Je suis, mon tres cher Monsieur, tout à vous.

Notes :

[1ad multos annos : « [Que vous viviez] de nombreuses années ».

[2Voir la lettre de Bayle à David Constant du 22 août 1695 (Lettre 1053). La formule de Bayle semble impliquer qu’il n’a reçu aucune lettre de la part de Minutoli depuis cette date ; déjà au mois de novembre 1694, Bayle se plaignait de son silence (voir Lettre 1017, n.1) et aucune lettre de la part de Minutoli datée de l’année 1695 ne nous est connue.

[3Sur cet ouvrage de Diodati (ou Dieudonné) que Bayle avait essayé de faire imprimer par l’intermédiaire d’ Almeloveen, voir Lettre 891, n.22.

[4Cette lettre de Diodati à Bayle est perdue.

[5Il s’agit sans doute de Paul Minutoli, né en 1673, officier militaire. Nous apprenons ici qu’il était au service d’ Henri de Massue, marquis de Ruvigny, vicomte puis 1 er comte de Galway. Après avoir soutenu le duc de Savoie et porté secours aux vaudois, Ruvigny dut ramener ses troupes aux Provinces-Unies lors du revirement de l’alliance du duc de Savoie. C’est sans doute à cette époque que le jeune Minutoli fut chargé de mission auprès du futur comte de Galway (il allait être promu à ce rang en 1697). Par la suite, entre 1697 et 1701, Galway devait exercer les fonctions cruciales de Lord Chief Justice en Irlande. Pour une étude très détaillée de sa carrière, voir D.C.A. Agnew, Protestant exiles from France, chiefly in the reign of Louis XIV, or ther Huguenot refugees and their descendants in Great Britain and Ireland (s.l. 1886), i.339-411, et aussi M. Glozier, The Huguenot Soldiers of Willian of Orange and the Glorious Revolution of 1688. The Lions of Judah (Brighton, Portland 2002, 2008), s.v.

[6Sur Josua van Belle, seigneur de Waddinxveen, membre du conseil municipal de Rotterdam et du consistoire de l’Eglise wallonne de Rotterdam, voir Lettre 899, n.1, et H. Bost, Le Consistoire de l’Eglise wallonne de Rotterdam, 1681-1706, index.

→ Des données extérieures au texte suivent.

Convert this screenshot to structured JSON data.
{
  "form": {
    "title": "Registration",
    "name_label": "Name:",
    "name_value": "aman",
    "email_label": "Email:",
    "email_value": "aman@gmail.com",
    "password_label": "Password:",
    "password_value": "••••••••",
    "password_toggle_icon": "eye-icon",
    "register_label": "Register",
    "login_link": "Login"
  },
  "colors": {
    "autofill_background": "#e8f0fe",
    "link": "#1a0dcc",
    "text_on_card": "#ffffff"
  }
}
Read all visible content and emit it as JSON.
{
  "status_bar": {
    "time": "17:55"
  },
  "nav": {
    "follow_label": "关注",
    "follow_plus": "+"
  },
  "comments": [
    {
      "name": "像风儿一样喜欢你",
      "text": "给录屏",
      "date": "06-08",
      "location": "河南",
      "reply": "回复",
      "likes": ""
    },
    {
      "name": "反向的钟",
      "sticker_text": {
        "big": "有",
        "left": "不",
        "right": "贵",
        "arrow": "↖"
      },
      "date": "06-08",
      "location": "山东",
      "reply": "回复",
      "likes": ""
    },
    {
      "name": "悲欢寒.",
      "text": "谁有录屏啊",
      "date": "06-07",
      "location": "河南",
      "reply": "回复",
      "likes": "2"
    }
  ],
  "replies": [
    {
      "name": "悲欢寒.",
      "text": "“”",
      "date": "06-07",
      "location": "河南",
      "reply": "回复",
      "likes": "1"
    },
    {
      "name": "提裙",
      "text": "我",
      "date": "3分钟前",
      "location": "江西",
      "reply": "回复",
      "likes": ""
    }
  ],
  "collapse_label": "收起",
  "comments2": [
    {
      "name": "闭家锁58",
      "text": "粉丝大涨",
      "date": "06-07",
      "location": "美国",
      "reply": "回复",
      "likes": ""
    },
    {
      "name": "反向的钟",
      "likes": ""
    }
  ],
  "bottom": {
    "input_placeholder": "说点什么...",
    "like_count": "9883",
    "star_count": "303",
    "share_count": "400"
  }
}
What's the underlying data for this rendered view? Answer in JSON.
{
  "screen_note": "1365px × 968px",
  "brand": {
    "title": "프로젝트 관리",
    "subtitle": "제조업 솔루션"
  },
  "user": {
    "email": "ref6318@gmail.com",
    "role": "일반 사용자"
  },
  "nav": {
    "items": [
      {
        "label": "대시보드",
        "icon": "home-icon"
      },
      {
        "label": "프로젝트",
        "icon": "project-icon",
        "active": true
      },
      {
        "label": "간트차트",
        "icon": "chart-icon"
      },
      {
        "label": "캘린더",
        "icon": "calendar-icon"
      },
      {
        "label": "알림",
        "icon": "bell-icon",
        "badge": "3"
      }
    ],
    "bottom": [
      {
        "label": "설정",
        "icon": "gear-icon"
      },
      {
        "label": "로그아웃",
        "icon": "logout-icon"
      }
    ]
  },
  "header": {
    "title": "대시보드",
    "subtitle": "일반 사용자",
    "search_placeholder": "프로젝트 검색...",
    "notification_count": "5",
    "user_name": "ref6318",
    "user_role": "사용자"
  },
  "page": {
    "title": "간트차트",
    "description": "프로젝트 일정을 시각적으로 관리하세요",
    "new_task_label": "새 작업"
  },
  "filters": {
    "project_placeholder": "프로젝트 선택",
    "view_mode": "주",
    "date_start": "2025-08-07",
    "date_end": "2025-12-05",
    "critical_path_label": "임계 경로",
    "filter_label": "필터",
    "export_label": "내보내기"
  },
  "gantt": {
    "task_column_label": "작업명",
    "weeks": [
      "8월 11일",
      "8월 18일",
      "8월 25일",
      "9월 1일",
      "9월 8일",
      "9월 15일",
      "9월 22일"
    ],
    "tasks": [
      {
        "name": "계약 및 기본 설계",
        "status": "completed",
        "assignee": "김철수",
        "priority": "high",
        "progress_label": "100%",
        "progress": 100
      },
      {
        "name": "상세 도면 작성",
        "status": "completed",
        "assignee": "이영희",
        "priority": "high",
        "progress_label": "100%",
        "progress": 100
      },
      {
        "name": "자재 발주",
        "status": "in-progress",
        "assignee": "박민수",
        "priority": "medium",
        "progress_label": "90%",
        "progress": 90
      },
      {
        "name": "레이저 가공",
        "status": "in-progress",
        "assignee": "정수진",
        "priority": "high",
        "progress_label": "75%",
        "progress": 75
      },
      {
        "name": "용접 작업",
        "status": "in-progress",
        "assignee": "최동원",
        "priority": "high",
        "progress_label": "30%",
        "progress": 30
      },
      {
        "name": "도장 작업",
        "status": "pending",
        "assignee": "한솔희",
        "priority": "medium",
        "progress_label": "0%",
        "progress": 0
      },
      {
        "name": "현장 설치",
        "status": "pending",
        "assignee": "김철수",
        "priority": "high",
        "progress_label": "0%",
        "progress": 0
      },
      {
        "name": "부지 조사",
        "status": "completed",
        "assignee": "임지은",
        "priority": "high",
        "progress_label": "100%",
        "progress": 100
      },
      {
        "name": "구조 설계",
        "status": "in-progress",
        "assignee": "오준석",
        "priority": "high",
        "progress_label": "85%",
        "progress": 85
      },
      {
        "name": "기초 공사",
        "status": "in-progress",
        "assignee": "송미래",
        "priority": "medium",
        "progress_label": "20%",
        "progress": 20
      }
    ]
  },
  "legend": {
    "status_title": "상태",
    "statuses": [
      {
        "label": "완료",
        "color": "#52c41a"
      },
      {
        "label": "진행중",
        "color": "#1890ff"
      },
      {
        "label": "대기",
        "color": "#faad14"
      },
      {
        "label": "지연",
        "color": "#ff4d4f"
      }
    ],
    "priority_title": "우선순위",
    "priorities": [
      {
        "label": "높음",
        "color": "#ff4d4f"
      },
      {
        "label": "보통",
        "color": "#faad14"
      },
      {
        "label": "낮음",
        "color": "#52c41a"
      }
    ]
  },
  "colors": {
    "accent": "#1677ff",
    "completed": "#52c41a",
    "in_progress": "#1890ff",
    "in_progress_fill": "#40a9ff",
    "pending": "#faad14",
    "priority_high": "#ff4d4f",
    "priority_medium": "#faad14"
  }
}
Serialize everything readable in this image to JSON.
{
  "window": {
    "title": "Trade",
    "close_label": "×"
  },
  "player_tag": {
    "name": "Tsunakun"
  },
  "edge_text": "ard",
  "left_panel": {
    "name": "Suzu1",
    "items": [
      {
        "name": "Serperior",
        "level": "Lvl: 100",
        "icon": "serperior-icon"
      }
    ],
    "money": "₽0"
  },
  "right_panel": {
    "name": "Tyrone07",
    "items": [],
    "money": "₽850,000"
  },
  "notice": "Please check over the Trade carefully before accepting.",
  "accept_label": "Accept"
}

[7Bayle emploie le terme de « patron » comme synonyme de « protecteur » : en arrivant à Rotterdam, il s’était mis sous la protection d’ Adriaan Paets ; depuis la mort de celui-ci, c’est apparemment Waddinxveen, républicain comme Paets, qui l’avait pris sous son aile.

[8Sur la guerre entre Francius et Perizonius, voir Lettre 1086, n.4.

[10Sur cet ouvrage d’ Antonius van Dale, voir Lettre 1079, n.16.

[11Voir Antonius van Dale (1638-1708), De oraculis ethnicorum dissertationes duæ : quarum prior de ipsorum duratione ac defectu, posterior de eorundem auctoribus : Accedit et schediasma de consecrationibus ethnicis (Amstelædami 1683, 12°) ; c’est le tout premier ouvrage que Bayle ait recensé dans les NRL, mars 1684, art. I : sur l’auteur, voir Lettre 227, n.25, et sur son adversaire Georges Moebius, voir Lettre 486, n.13.

[12Jean Georges Grævius, Thesaurus antiquitatum romanarum congestus a Joanne Georgio Graevio ; accesserunt variæ et accuratæ tabulæ ænæa (Trajecti ad Rhenum et Lugduni Batavorum 1694-1699, folio, 12 vol.) : voir aussi Lettre 1031, n.9 et 10.

[13Les 31 janvier et le 1 er février 1696, Amsterdam connut un Aansprekersoproer ou « révolte des croque-morts », qui fut déclenchée par les tentatives du gouvernement d’Amsterdam de réduire le nombre d’entreprises de pompes funèbres ( aansprekers) de 300 à 76 et de les tenir sous son contrôle : ces aansprekers jouaient traditionnellement un rôle important au moment des funérailles car ils annonçaient à tout le voisinage du mort son enterrement imminent. La révolte fut provoquée par le bruit qui courut selon lequel les pauvres ne seraient plus enterrés décemment. Elle provoqua la mort de plusieurs personnes et la maison du maire d’Amsterdam, Jacob Boreel, fut pillée et dévastée. L’ordre fut vite rétabli, cependant, et plusieurs des meneurs furent pendus.

[14Sur Antoine Léger, que Bayle avait connu à Genève et qu’il avait revu à Paris en 1675 lors de la peregrinatio academica qu’il effectua avec Bénédict Pictet, voir Lettres 27, n.4, et 40, n.9. En 1686, Léger – qui était pasteur à Genève depuis 1684 – avait été nommé professeur de philosophie à l’académie de théologie de Genève : voir Lettre 536, n.4 ; il devait être nommé professeur de théologie en 1709.